If a team labels a concussion as mild before recovery, note that concussion severity depends on symptom duration.

Example:
(-) 
Reporter announces player has “mild concussion”, player takes several months to recover.

20. Speculating on Retirement

DON’T:
Suggest that an athlete should retire because of their number of diagnosed concussions.

INSTEAD:
Report that there is no magic number of concussions and that a recommendation to retire is based on many variables.

WHY?
Dialogue around an athlete’s concussion history and retirement affects earning potential.
The athlete might have a higher number of diagnosed concussions than other players because they have been more forthcoming about their concussion symptoms.
Rather than just focusing on the number of concussions, doctors focus on how long it takes to recover, how close they are together, and if symptoms are caused by relatively minor impacts.

Examples:
(-) Writer questions whether goalie should retire given concussion history.
(-) Writer questions whether linebacker should retire given concussion history.

21. Concussion History

DON’T:
Treat an athlete's publicly known number of concussions as their total number of concussions.

INSTEAD:
Use the qualifier of "5th diagnosed concussion."

WHY?
It is important to remind your audience that most concussions go undiagnosed.

Example:

(+) Tom Farrey report that 1/27 concussions get diagnosed.

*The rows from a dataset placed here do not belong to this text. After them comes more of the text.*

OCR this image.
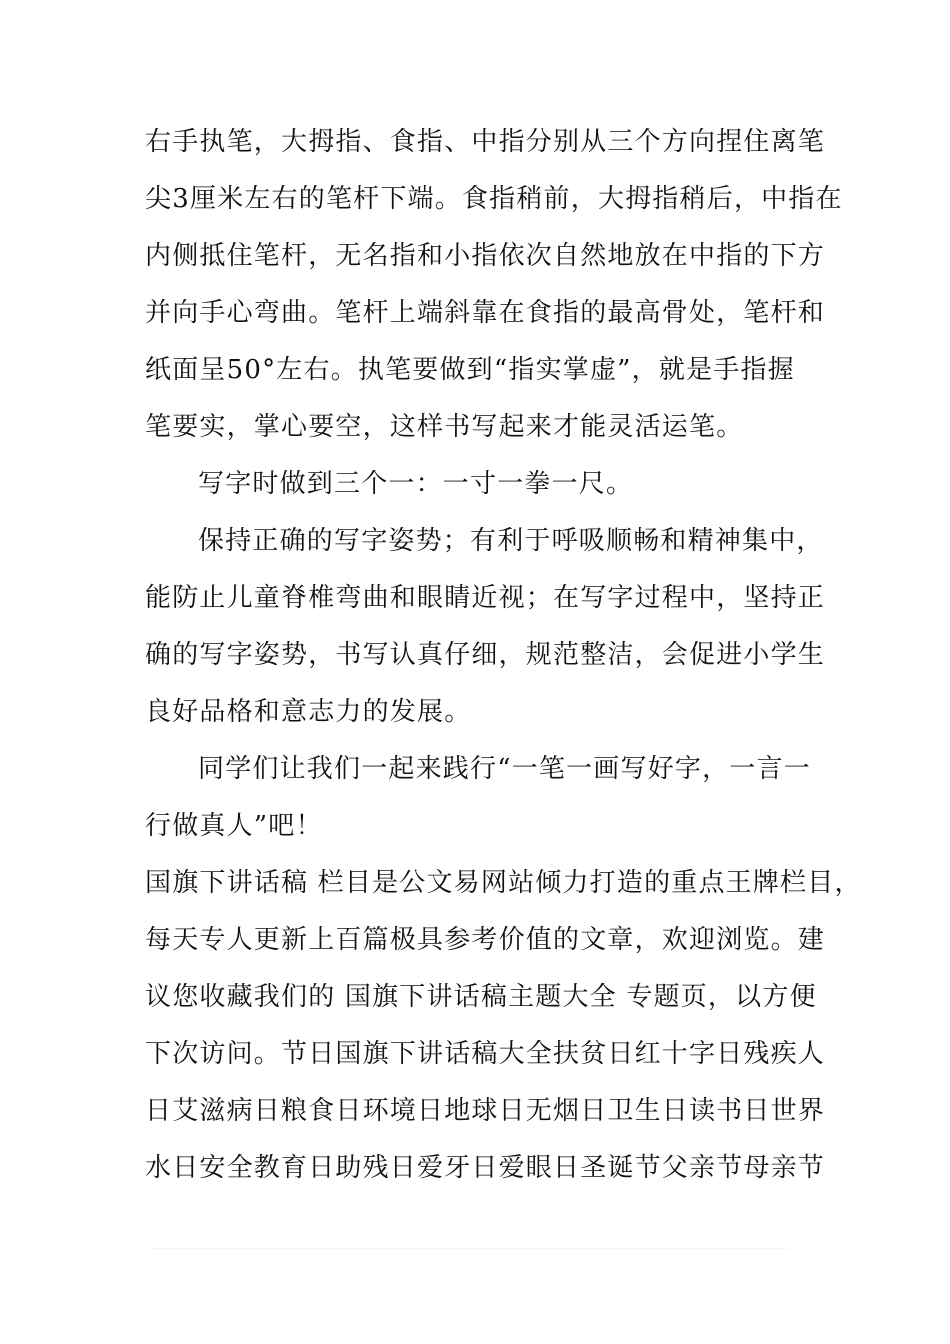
右手执笔，大拇指、食指、中指分别从三个方向捏住离笔
尖3厘米左右的笔杆下端。食指稍前，大拇指稍后，中指在
内侧抵住笔杆，无名指和小指依次自然地放在中指的下方
并向手心弯曲。笔杆上端斜靠在食指的最高骨处，笔杆和
纸面呈50°左右。执笔要做到“指实掌虚”，就是手指握
笔要实，掌心要空，这样书写起来才能灵活运笔。
写字时做到三个一：一寸一拳一尺。
保持正确的写字姿势；有利于呼吸顺畅和精神集中，
能防止儿童脊椎弯曲和眼睛近视；在写字过程中，坚持正
确的写字姿势，书写认真仔细，规范整洁，会促进小学生
良好品格和意志力的发展。
同学们让我们一起来践行“一笔一画写好字，一言一
行做真人”吧！
国旗下讲话稿 栏目是公文易网站倾力打造的重点王牌栏目，
每天专人更新上百篇极具参考价值的文章，欢迎浏览。建
议您收藏我们的 国旗下讲话稿主题大全 专题页，以方便
下次访问。节日国旗下讲话稿大全扶贫日红十字日残疾人
日艾滋病日粮食日环境日地球日无烟日卫生日读书日世界
水日安全教育日助残日爱牙日爱眼日圣诞节父亲节母亲节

22. "Head Injury" vs. "Concussion"

DON’T:
Allow a "head injury" diagnosis to go unquestioned after an athlete shows concussion signs.

INSTEAD:
If the player is suspected to have a concussion and is diagnosed with a “head injury” (scalp, face, etc.), confirm whether or not they have been diagnosed with a concussion.

WHY?
A diagnosis of “head injury” may not trigger the league’s concussion protocol.

Example:
(+) Taylor Twellman references Second-Impact Syndrome as potential cost of brief concussion evaluation.